Alexandria snickered. "I'm afraid so." She shoved a hank of dark hair off her forehead and sobered. "Let me level with you, Christina, woman-to-woman."
"My brother hasn't cared about much of anything since my mother died in that stupid, senseless accident. He was focused on school, and duty, and occasionally penguins. Now all of a sudden he's chasing you all over the palace. My father's all for the match. And you, pardon my bluntness, have nowhere to go. So what, exactly, is the problem? There are about a zillion worse things than eventually being the queen of Alaska."
"Mmmm. A zillion, huh?"
"So marry him, or don't. But in my so-humble opinion," she added, "it's rude to enjoy my father's hospitality when you have no intention of giving anything back."
"I knew there was a catch," she muttered.
"A rather large one," the princess agreed.
"Accept an invitation to lunch and now I've gotta be a princess."
"It's not so bad. All right, that was a lie."
Christina laughed unwillingly.
"Maybe it would help you to consider what your parents might have wanted for you." A yellow stripe joined the blue one, followed by a shaky red one. The painting looked like a fucked-up rainbow. "If they were still around, what would they say about it?"
"Well…" Christina leaned back and stared at the ceiling. Which, in addition to cherubs, gods, and goddesses, had a large rainbow on it… so that's what she was painting. "I never knew my dad. And my mom worked pretty hard most of her life … she usually had at least two jobs. We had to move around a lot… I never really got to make any friends. It was just the two of us. And then—and then it was just me. So, there's really no contest She would have told me to go for the brass ring, and kick the crud out of anybody who got in my way."
Alexandria pursed her (perfect, pink) lips and nodded. "Well, then."
"Except.. . what makes me different from the rest of the throng, if I take your brother for the dough?"
"The very fact that you're asking that question makes you different.

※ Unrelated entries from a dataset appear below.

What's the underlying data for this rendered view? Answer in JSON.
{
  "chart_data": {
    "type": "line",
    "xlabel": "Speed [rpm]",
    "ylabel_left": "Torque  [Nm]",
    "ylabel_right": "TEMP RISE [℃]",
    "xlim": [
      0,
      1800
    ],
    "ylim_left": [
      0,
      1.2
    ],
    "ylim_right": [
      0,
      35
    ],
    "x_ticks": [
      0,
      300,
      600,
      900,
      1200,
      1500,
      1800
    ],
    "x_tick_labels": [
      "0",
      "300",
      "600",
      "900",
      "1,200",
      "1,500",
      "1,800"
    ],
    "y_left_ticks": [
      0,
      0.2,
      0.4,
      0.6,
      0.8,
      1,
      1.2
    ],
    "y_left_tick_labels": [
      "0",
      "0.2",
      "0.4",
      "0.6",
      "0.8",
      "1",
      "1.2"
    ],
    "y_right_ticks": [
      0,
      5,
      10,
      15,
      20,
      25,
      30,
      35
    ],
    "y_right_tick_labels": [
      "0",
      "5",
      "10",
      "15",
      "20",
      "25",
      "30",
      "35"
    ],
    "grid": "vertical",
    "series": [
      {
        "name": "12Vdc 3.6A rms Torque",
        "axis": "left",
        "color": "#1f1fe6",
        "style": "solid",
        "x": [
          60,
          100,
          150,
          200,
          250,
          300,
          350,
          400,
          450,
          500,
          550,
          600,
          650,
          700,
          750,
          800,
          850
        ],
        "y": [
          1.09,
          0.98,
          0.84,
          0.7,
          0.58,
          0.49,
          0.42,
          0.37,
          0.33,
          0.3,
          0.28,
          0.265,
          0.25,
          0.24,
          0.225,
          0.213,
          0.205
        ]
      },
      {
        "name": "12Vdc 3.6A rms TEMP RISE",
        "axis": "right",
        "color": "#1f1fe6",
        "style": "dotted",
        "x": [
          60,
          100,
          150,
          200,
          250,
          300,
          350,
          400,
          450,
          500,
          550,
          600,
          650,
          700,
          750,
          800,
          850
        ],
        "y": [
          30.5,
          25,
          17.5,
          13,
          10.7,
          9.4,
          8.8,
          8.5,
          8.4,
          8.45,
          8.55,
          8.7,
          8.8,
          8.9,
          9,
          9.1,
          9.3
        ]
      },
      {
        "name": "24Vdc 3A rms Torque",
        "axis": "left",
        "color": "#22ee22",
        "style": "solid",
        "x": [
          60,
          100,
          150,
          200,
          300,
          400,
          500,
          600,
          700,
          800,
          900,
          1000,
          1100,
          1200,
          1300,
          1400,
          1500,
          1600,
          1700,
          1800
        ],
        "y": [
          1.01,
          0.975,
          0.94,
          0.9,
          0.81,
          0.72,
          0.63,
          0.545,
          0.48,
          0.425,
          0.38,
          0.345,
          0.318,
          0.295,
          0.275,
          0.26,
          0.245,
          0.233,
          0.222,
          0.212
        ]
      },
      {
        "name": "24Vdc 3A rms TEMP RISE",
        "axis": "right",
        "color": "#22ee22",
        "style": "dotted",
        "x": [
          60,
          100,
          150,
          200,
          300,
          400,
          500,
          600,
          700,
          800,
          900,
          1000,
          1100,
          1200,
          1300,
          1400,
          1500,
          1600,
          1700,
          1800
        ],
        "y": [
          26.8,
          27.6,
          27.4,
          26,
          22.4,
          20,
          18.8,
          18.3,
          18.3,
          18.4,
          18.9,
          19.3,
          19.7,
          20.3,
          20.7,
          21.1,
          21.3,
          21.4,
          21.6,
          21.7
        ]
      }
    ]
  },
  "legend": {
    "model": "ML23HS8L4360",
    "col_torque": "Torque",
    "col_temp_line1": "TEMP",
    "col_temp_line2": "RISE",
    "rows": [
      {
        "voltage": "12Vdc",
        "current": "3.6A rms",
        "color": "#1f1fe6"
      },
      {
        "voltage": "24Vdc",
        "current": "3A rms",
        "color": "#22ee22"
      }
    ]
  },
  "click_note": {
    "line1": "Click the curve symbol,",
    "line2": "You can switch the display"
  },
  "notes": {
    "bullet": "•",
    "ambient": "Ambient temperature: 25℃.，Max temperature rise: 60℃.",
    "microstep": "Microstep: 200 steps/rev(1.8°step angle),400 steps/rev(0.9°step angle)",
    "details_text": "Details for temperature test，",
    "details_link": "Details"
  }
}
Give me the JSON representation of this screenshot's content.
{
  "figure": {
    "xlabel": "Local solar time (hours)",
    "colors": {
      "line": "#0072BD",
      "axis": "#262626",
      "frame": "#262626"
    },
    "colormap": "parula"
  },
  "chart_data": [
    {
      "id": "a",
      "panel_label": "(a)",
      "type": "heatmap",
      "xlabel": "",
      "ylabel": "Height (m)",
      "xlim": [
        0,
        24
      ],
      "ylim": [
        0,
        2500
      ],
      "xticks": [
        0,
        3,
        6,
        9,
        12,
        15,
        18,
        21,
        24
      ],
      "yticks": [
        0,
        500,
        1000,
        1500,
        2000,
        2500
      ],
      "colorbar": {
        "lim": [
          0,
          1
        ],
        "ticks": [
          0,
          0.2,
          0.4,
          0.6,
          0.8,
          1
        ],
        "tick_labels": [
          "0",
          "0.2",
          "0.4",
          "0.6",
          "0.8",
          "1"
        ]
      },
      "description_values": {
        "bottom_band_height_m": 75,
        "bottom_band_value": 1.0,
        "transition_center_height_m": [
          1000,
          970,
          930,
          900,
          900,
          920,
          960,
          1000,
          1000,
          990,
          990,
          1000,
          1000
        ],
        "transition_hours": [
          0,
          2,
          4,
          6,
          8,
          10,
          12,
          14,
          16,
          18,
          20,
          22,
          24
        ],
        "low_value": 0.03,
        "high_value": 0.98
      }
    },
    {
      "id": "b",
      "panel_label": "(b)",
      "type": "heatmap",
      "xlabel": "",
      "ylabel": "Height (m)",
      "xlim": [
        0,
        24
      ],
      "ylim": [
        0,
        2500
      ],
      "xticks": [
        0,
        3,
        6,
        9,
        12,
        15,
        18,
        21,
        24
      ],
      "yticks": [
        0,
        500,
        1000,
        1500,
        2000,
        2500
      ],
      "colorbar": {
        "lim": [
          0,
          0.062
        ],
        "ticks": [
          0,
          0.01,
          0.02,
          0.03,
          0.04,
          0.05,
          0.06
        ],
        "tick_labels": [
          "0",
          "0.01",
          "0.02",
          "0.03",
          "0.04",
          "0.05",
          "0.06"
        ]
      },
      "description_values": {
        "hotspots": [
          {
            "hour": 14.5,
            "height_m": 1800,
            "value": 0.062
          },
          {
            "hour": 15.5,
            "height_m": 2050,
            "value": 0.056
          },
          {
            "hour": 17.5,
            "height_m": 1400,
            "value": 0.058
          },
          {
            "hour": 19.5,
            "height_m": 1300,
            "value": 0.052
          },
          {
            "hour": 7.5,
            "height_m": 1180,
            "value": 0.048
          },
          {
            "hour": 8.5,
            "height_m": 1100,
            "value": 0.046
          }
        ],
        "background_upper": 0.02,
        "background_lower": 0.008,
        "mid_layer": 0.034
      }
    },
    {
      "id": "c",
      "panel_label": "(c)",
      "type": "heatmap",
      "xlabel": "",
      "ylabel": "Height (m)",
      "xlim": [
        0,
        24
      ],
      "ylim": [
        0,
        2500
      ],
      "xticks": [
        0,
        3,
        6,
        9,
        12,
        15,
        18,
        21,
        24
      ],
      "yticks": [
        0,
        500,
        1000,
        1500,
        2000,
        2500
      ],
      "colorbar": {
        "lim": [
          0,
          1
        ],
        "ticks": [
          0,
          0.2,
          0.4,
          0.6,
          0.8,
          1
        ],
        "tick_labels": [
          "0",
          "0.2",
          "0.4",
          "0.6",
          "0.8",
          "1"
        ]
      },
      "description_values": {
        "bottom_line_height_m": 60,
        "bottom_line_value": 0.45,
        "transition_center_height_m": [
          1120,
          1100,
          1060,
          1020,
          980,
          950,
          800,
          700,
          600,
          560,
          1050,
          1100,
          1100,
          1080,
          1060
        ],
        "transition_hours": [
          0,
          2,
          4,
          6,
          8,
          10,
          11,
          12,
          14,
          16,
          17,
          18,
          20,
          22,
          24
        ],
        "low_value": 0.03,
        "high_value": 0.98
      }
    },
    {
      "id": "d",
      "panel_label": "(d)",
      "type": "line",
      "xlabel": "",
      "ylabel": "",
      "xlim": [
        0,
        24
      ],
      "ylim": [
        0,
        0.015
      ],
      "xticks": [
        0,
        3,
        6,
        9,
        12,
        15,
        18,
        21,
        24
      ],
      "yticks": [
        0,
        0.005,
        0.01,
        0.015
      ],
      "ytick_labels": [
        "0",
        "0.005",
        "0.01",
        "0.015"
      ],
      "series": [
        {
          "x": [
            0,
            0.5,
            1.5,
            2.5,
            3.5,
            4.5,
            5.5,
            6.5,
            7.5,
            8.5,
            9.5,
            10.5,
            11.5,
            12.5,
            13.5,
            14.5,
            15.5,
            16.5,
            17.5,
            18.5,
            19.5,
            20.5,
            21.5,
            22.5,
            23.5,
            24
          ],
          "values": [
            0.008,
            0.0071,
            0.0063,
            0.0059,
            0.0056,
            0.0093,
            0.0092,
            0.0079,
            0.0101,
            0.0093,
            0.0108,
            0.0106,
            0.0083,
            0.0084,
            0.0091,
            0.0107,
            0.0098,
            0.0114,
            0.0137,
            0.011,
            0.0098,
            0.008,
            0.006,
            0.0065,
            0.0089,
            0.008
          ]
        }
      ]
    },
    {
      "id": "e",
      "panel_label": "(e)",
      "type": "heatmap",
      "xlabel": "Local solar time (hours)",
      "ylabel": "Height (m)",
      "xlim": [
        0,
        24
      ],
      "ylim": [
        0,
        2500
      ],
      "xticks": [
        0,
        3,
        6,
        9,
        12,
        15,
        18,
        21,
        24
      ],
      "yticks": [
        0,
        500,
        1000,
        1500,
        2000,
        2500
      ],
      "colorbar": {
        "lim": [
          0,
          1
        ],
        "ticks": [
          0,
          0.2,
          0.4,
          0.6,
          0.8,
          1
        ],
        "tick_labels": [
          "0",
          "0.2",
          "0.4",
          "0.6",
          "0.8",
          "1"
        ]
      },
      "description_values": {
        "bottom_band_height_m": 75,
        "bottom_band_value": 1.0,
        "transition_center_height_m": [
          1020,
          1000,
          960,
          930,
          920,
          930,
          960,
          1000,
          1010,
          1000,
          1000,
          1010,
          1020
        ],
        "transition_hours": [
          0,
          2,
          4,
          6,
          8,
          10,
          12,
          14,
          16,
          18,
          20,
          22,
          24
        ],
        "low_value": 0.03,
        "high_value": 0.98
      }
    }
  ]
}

Also, we all enjoy it enormously when you yell at the king, so you simply must linger."
"What am I, the court jester?" she grumbled.
"No. But you might be a princess."
Still. Alexandria was certainly giving her a lot to think about. She was beautiful, and sly… asking the what would your mama say? question clinched it. Her mom would have been overjoyed, thrilled, ecstatic. It would have been worth putting up with the pomp of a royal wedding just to see her mom's face light up.